Adrian Kingsley-Hughes (the PC Doctor) wrote a story over at Problogger about how he doubled his blog traffic in 30 days.

Here’s how he did it with my commentary, then I’ll talk a little about my experiences:

1) He tagged his posts with Technorati tags.

I do that as well, and have for some time. Technorati is a great way to find both articles you want to read as well as people to read your articles. Around 8% of the traffic to Newsome.Org comes from Technorati. More almost certainly comes indirectly via links from other blogs who found Newsome.Org via Technorati.

Still I wonder how many non-bloggers use Technorati to find content? I hope a lot, but I bet a lot of Technorati users have blogs of their own. I hope over time non-bloggers will use it more and more as a springboard for blog content.

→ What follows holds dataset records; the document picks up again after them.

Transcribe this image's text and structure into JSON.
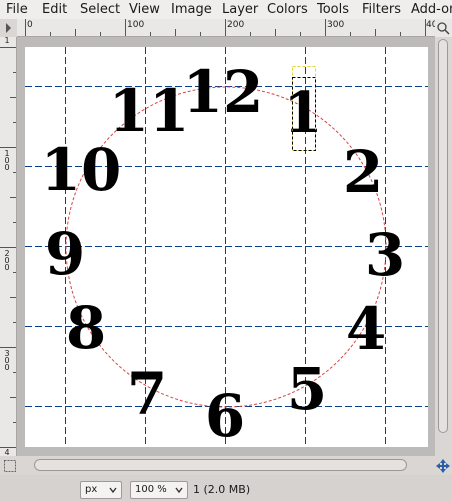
{
  "menubar": {
    "items": [
      "File",
      "Edit",
      "Select",
      "View",
      "Image",
      "Layer",
      "Colors",
      "Tools",
      "Filters",
      "Add-ons"
    ]
  },
  "rulers": {
    "horizontal_labels": [
      "0",
      "100",
      "200",
      "300",
      "40"
    ],
    "vertical_labels": [
      "1",
      "100",
      "200",
      "300",
      "4"
    ]
  },
  "canvas": {
    "clock_numerals": [
      "12",
      "1",
      "2",
      "3",
      "4",
      "5",
      "6",
      "7",
      "8",
      "9",
      "10",
      "11"
    ],
    "guide_color": "#0a3f8f",
    "circle_path_color": "#d64545",
    "selection_color": "#e6d43a"
  },
  "statusbar": {
    "unit_value": "px",
    "zoom_value": "100 %",
    "layer_info": "1 (2.0 MB)"
  },
  "icons": {
    "corner": "pointer-icon",
    "zoom_toggle": "zoom-toggle-icon",
    "quick_mask": "quick-mask-icon",
    "navigate": "navigate-icon",
    "dropdown": "chevron-down-icon"
  }
}
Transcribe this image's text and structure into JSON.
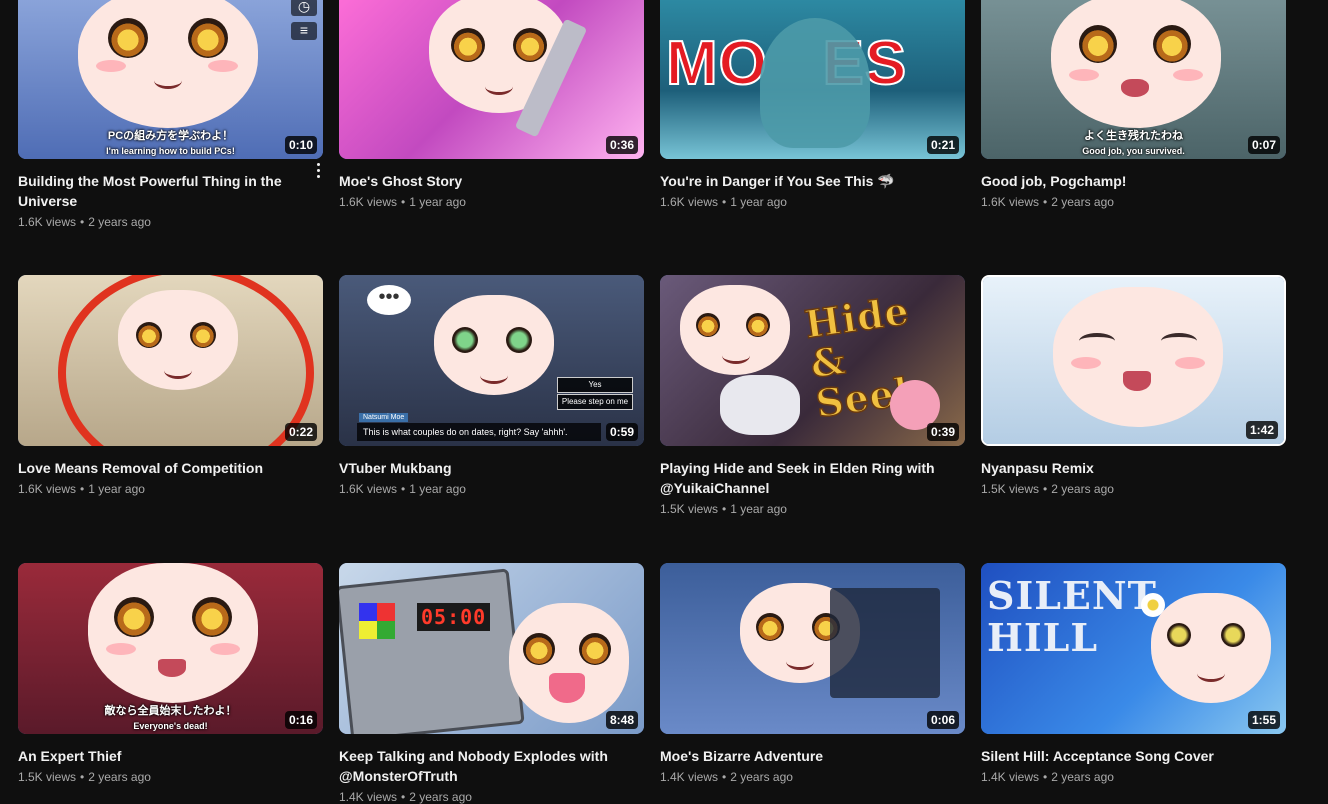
{
  "videos": [
    {
      "title": "Building the Most Powerful Thing in the Universe",
      "views": "1.6K views",
      "age": "2 years ago",
      "duration": "0:10",
      "subtitle": "PCの組み方を学ぶわよ！",
      "subtitle2": "I'm learning how to build PCs!"
    },
    {
      "title": "Moe's Ghost Story",
      "views": "1.6K views",
      "age": "1 year ago",
      "duration": "0:36"
    },
    {
      "title": "You're in Danger if You See This 🦈",
      "views": "1.6K views",
      "age": "1 year ago",
      "duration": "0:21",
      "bigtext": "MO   ES"
    },
    {
      "title": "Good job, Pogchamp!",
      "views": "1.6K views",
      "age": "2 years ago",
      "duration": "0:07",
      "subtitle": "よく生き残れたわね",
      "subtitle2": "Good job, you survived."
    },
    {
      "title": "Love Means Removal of Competition",
      "views": "1.6K views",
      "age": "1 year ago",
      "duration": "0:22"
    },
    {
      "title": "VTuber Mukbang",
      "views": "1.6K views",
      "age": "1 year ago",
      "duration": "0:59",
      "subtitle": "This is what couples do on dates, right? Say 'ahhh'.",
      "choice1": "Yes",
      "choice2": "Please step on me",
      "speaker": "Natsumi Moe"
    },
    {
      "title": "Playing Hide and Seek in Elden Ring with @YuikaiChannel",
      "views": "1.5K views",
      "age": "1 year ago",
      "duration": "0:39",
      "bigtext": "Hide & Seek"
    },
    {
      "title": "Nyanpasu Remix",
      "views": "1.5K views",
      "age": "2 years ago",
      "duration": "1:42"
    },
    {
      "title": "An Expert Thief",
      "views": "1.5K views",
      "age": "2 years ago",
      "duration": "0:16",
      "subtitle": "敵なら全員始末したわよ！",
      "subtitle2": "Everyone's dead!"
    },
    {
      "title": "Keep Talking and Nobody Explodes with @MonsterOfTruth",
      "views": "1.4K views",
      "age": "2 years ago",
      "duration": "8:48",
      "bigtext": "05:00"
    },
    {
      "title": "Moe's Bizarre Adventure",
      "views": "1.4K views",
      "age": "2 years ago",
      "duration": "0:06"
    },
    {
      "title": "Silent Hill: Acceptance Song Cover",
      "views": "1.4K views",
      "age": "2 years ago",
      "duration": "1:55",
      "bigtext": "SILENT HILL"
    }
  ],
  "thumb_colors": [
    "#6a86c8",
    "#d04cc8",
    "#2f8fa8",
    "#5c7a7e",
    "#d9c8a8",
    "#3a4a6a",
    "#5a4a6a",
    "#cfe3f2",
    "#8a2a3a",
    "#8fb0d8",
    "#3c5e9a",
    "#2c6ad8"
  ],
  "dot": "•"
}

2) He leveraged his existing website by linking to his blog.

I do this a little, but my biggest website, ACCBoards.Com, is a sports site, and I don’t post much about sports here (because this is a tech/music, etc. site AND because my network agreement with Scout.Com says I can’t). So even though I have access to a ton of readers via ACCBoards.Com, it’s a little harder to leverage off of that site because of the content differences. One thing I am considering doing in 2006 is adding a reference to my blog in my speakers bio, so people will hear about it when I’m introduced at conventions, speeches, etc. But again, the content is not a perfect match and the crossover will be limited by that fact.

3) He used trackbacks.

I use trackbacks some, but honestly not that much. Most people I link to find out anyway via Technorati or otherwise and some link back to me. I may reconsider trackbacks in 2006 and start using them more. I would love to hear thoughts, pro and con, about trackbacks via comments (see below for the comments link).

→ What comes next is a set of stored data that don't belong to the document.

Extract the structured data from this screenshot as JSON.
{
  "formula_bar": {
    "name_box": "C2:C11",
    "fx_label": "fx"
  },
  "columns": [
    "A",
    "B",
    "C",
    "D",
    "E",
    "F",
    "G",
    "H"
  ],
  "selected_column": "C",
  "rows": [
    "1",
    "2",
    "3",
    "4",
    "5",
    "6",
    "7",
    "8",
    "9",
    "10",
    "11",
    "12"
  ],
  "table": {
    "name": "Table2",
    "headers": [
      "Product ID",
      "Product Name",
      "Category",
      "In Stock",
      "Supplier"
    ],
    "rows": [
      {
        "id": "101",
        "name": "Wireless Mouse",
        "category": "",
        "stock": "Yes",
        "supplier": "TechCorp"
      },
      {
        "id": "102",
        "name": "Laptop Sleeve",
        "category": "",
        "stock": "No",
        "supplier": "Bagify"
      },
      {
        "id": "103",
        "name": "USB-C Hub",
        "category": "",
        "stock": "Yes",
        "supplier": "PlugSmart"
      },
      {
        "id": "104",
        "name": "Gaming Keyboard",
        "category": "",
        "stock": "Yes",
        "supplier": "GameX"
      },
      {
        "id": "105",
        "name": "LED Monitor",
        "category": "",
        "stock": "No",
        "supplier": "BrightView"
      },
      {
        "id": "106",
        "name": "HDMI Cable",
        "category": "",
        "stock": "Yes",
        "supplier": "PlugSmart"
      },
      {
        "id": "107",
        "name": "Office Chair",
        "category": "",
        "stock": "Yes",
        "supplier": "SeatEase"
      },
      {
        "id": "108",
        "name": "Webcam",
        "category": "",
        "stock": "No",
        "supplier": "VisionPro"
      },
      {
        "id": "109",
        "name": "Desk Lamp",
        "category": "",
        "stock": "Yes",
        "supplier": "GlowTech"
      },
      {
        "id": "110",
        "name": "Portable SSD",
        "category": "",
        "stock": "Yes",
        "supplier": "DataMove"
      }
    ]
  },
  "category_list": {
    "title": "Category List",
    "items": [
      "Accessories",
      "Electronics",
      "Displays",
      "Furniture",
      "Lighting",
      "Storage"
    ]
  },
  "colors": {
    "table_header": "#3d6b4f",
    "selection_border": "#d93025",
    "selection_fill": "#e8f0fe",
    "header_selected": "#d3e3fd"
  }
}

My experience building (and continuing to build) this blog has been both rewarding and a little frustrating. While my traffic and subscriber count have grown slowly but steadily, it’s hard to keep up the momentum (boy is it hard). Too often blog growth feels like farming rocky ground. You plant the content and wait for the traffic to grow. Sometimes it does, but sometimes it seems like an uphill battle. Like farming, increasing blog traffic depends on a lot of variables you can’t control.

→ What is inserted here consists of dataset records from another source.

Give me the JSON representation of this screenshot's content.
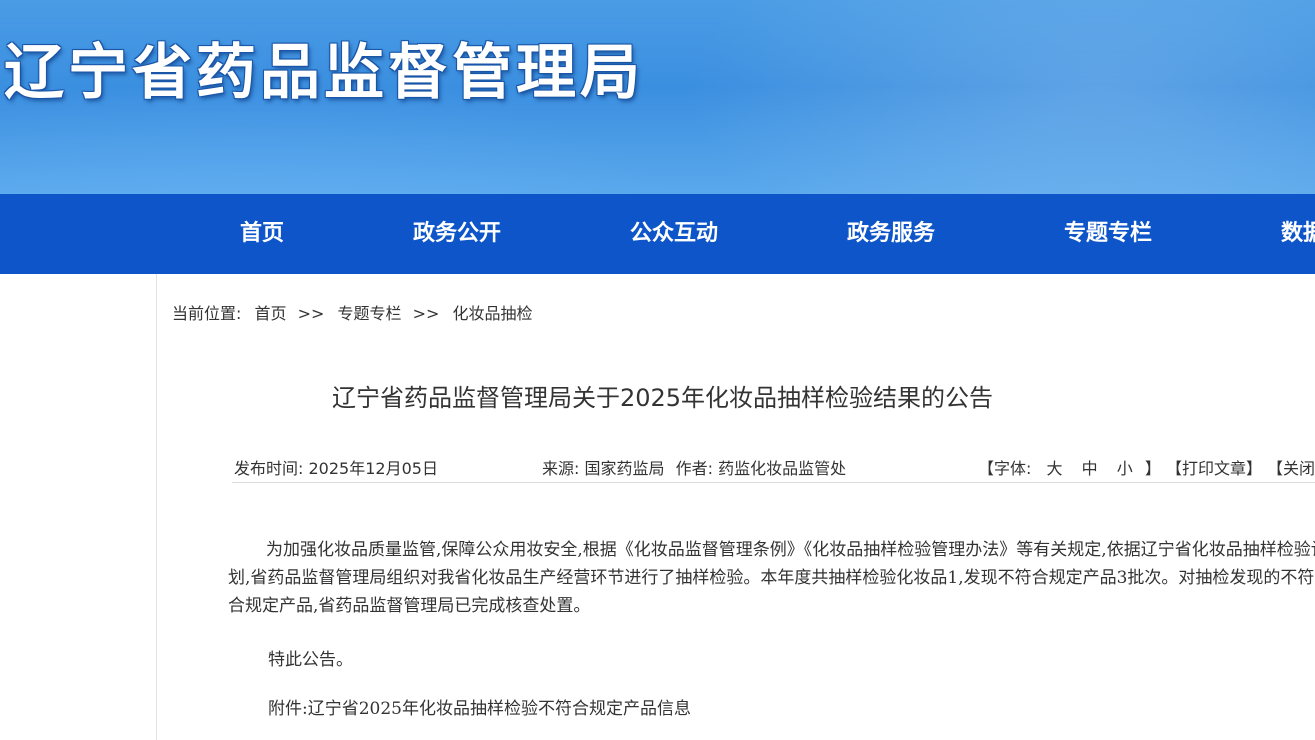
{
  "header": {
    "site_title": "辽宁省药品监督管理局"
  },
  "nav": {
    "items": [
      {
        "label": "首页"
      },
      {
        "label": "政务公开"
      },
      {
        "label": "公众互动"
      },
      {
        "label": "政务服务"
      },
      {
        "label": "专题专栏"
      },
      {
        "label": "数据"
      }
    ]
  },
  "breadcrumb": {
    "prefix": "当前位置:",
    "items": [
      "首页",
      "专题专栏",
      "化妆品抽检"
    ],
    "separator": ">>"
  },
  "article": {
    "title": "辽宁省药品监督管理局关于2025年化妆品抽样检验结果的公告",
    "publish_label": "发布时间:",
    "publish_date": "2025年12月05日",
    "source_label": "来源:",
    "source": "国家药监局",
    "author_label": "作者:",
    "author": "药监化妆品监管处",
    "tools": {
      "font_label": "【字体:",
      "font_large": "大",
      "font_medium": "中",
      "font_small": "小",
      "font_close": "】",
      "print": "【打印文章】",
      "close": "【关闭窗口】"
    },
    "paragraph1": "为加强化妆品质量监管,保障公众用妆安全,根据《化妆品监督管理条例》《化妆品抽样检验管理办法》等有关规定,依据辽宁省化妆品抽样检验计划,省药品监督管理局组织对我省化妆品生产经营环节进行了抽样检验。本年度共抽样检验化妆品1,发现不符合规定产品3批次。对抽检发现的不符合规定产品,省药品监督管理局已完成核查处置。",
    "notice": "特此公告。",
    "attachment": "附件:辽宁省2025年化妆品抽样检验不符合规定产品信息"
  },
  "colors": {
    "nav_bg": "#0d55c8",
    "banner_bg": "#3b8fe0"
  }
}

And the most important variable? Inbound links from other blogs and websites. I am certain about this.

To grow a blog you simply have to find a way to attract inbound links. You need a “content web” that leads readers from one site to another as they follow a conversation. Ideally, you want these readers to join in the conversation via comments and trackbacks. But it all starts with links.

Attracting inbound links is hard, though.

I still don’t feel comfortable asking someone for a link. For better or worse this is a fact, even though I enjoy it when I get an email fishing for one (and most of the time give one). I asked for links in my Christmas List (and got some- thanks all), but even writing that list felt a little uncomfortable. A lot of the experts say it’s OK to ask for a link as long as you do it the right way, but it just feels odd to me.

I’d rather just write good posts and wait for the links to grow naturally. But that takes time and it’s easy to get discouraged. Maybe I’m selling myself and all the effort I expend here short by taking this approach. Who knows?

I guess what I’m saying is that if you want to build your traffic organically, you have to work hard and be very, very patient. I’m trying, but it’s hard.